4. Demanding: Being the boss is no reason to make ‘please-less’ requests. ‘Pleases’ and ‘Thank yous’ are not exclusive to subordinates, they are the language of the socially sound.
5. Messing up the Bathroom: It really does not matter if one found it dirty or clean, one should leave the restroom cleaner than one met it. A dirty bathroom reveals one’s disregard for hygiene and inconsideration for the next user- with hard evidence sometimes. A bathroom that is too dirty to be properly cleaned after usage should not be used at all.
6. Moistening Fingers with Spit: This is usually practiced when money is being counted or when flipping the newspaper but it is oh-so-gross because not only is the money or paper now spitted on, germs from the money/ paper are directly transferred into the mouth. If there is no Sortwik in sight, a piece of foam or cotton wool can be soaked with water to moisten the fingers and allow for an easier and cleaner flip.
(Hint: If someone moistens their fingers with spit when reading the papers which you will like to read later, pick it up at the top left side and flip from the top right. People generally flip from the right bottom corner and rarely from the top. It is a cleaner read that way….you’re welcome!)
7. Nose Picking: This is never a pretty sight, especially when it strikes you that the same hand could be extended for a handshake. The nose should be cleaned with a handkerchief or cotton wool or toilet paper in private. If your nose itches, place a finger on top and discreetly massage.
8. Snorting: This is another habit that is not too tasteful in company. Unlike snoring, snorting is a voluntary action and should not be done in public.
9. Scrambling: There is no virtue in scrambling for a seat, for food or for whatever. The chaos that is created is indecorous. Whether it’s at a party, conference or bus stop turns should always be assigned in an orderly fashion.
10. Spitting: There is no justification for spitting in public; everyone has to step on that ground. If there is a reason to expel spit, it should be done in private and not to everyone’s full glare.
11. Urinating in Public: It is high time the government implemented a restraining order for this act. Urinating in public means that one cares more about his or her relief (usually his) than messing up the sidewalk and forcing passersby to get a glimpse of the act. It is not okay for one to force his/ her privacy in public; you have to excuse yourself for that.

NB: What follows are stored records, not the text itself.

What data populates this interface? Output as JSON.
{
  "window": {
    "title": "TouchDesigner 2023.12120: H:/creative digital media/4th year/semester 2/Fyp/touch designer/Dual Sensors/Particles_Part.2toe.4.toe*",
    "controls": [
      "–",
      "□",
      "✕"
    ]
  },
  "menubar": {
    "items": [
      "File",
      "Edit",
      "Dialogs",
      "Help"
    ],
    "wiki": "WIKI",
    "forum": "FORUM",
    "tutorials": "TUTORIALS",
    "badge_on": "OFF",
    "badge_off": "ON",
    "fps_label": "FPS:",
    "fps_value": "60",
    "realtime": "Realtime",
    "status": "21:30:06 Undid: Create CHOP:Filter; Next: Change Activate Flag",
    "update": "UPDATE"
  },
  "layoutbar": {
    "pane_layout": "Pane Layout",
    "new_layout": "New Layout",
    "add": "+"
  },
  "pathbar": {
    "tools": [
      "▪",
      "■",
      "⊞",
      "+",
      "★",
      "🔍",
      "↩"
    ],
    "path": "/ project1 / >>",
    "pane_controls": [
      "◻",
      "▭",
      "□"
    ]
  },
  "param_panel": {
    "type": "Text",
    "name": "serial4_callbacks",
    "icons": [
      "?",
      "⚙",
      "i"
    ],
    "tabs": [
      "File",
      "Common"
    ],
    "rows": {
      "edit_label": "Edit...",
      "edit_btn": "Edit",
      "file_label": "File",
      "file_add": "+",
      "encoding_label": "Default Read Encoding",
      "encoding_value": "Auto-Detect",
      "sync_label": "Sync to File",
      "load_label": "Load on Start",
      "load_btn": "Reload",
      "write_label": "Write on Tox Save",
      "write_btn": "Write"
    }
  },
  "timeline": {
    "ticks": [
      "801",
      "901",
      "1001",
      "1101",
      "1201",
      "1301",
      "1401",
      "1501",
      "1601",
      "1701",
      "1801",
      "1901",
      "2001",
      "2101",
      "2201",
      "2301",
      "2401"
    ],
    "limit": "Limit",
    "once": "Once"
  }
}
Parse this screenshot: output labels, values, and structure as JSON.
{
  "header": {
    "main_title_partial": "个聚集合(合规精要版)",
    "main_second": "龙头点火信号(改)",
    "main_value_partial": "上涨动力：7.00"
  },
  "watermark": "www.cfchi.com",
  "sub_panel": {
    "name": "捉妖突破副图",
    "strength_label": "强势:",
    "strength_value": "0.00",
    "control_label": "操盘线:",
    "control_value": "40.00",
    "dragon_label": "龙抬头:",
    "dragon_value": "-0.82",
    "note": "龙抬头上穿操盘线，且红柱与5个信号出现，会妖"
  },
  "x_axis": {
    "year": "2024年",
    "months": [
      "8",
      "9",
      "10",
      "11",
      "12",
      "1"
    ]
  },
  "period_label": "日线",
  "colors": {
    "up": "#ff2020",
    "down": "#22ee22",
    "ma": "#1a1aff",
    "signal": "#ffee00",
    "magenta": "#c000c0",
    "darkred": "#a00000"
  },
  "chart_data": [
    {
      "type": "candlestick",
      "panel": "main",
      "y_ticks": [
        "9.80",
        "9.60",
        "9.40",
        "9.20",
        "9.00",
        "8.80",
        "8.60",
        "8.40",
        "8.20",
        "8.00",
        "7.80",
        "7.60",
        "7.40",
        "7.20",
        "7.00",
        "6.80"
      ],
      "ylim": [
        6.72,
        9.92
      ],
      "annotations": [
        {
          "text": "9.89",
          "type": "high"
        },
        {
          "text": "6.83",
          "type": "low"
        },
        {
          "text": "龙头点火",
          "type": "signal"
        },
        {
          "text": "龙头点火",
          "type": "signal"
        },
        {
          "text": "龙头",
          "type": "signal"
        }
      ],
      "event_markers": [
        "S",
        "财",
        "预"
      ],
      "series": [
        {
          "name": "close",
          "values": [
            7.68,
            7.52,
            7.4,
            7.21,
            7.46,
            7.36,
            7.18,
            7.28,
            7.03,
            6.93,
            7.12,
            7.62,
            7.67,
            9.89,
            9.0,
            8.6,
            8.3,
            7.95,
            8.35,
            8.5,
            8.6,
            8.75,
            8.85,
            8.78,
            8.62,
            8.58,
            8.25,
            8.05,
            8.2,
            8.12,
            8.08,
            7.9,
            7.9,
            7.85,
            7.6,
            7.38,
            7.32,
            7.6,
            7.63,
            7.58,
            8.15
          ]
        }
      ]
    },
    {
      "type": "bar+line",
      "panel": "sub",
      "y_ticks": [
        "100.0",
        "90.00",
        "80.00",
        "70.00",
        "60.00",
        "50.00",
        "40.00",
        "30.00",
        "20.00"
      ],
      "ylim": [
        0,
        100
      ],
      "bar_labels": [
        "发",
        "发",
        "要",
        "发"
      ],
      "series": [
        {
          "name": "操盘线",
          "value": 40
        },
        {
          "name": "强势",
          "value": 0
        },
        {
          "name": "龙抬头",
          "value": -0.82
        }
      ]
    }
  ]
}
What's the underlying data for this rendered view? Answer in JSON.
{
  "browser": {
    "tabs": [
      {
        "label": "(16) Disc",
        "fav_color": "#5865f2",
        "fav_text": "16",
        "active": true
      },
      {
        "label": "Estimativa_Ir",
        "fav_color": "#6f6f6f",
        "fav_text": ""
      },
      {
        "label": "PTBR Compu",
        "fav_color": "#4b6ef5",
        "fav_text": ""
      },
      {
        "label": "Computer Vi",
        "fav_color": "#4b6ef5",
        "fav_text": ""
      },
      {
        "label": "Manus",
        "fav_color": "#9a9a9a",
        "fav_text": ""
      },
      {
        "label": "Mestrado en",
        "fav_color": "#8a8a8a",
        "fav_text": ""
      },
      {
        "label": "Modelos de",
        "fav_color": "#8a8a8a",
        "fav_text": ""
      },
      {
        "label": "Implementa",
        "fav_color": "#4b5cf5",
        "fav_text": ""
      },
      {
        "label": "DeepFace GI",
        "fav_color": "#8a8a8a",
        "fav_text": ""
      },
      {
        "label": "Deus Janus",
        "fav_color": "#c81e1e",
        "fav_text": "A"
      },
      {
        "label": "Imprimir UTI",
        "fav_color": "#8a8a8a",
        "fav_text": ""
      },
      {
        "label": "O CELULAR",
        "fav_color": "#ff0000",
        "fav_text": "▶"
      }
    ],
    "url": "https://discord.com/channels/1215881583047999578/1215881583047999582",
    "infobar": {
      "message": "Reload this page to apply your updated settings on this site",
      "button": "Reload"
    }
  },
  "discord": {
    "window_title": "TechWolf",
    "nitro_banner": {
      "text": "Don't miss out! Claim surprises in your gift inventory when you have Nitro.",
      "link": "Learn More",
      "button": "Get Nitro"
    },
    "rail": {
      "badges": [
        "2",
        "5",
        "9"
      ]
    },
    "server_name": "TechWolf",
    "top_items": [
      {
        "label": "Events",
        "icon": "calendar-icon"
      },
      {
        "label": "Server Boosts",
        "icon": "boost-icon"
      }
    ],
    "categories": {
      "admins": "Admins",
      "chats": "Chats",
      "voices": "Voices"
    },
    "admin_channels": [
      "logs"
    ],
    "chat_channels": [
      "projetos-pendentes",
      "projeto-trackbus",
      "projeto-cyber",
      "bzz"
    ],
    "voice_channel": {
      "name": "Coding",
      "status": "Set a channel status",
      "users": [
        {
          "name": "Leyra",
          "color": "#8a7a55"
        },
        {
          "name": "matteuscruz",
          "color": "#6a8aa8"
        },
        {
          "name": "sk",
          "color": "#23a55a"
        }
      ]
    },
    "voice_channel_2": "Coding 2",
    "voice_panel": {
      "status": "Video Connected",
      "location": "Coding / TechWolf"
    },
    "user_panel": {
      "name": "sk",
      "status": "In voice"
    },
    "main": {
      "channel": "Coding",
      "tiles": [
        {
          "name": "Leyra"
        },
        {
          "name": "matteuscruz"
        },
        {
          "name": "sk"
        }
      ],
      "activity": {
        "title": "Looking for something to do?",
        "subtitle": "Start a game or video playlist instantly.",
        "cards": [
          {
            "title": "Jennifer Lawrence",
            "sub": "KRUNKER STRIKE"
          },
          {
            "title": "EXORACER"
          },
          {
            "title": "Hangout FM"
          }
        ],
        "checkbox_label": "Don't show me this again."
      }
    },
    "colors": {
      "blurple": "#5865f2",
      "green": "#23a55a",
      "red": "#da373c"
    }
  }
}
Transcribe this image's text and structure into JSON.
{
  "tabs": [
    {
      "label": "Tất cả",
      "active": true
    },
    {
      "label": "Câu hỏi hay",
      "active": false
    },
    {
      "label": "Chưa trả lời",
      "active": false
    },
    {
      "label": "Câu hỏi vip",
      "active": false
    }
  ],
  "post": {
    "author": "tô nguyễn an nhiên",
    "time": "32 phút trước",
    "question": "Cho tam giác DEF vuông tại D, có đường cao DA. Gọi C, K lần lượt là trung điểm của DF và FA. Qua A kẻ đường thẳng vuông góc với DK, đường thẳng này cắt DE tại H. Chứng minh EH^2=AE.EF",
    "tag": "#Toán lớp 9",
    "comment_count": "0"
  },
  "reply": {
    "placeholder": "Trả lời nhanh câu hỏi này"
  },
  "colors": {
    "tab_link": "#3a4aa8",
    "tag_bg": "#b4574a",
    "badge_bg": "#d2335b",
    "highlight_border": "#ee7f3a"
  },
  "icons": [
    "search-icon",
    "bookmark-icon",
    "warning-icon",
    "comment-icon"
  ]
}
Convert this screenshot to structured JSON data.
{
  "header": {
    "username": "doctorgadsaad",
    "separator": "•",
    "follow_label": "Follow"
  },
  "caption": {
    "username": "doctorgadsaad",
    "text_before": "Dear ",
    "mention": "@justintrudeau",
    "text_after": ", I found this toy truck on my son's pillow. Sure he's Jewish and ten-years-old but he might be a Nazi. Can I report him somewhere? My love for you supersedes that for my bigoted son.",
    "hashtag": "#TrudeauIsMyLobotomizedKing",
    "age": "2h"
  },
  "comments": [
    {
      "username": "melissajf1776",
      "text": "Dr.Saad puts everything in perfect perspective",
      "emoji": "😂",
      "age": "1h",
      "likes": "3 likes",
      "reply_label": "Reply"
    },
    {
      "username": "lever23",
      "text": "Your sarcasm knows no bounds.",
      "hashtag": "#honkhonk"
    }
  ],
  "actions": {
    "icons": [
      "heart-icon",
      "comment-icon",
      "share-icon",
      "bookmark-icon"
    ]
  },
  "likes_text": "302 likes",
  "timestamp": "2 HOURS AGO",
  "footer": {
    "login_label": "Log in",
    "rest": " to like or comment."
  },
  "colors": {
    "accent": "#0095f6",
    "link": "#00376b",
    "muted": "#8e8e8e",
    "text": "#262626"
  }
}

12. Farting In Company: Two inconveniences are created by doing this. Others have to guess who did it (and hope to God that they are not suspects to others) and choke on the repulsive gas whilst doing that. Your privacy does not come to you, you go to it.
We are sometimes so expressive that we offend. Every diamond was once a piece of rock but a refining and polishing process is introduced somewhere along the line. There is a measurement of expression that is a prerequisite to exhibiting good sense of expression. We can have an even better sense of expression no matter how refined it is now.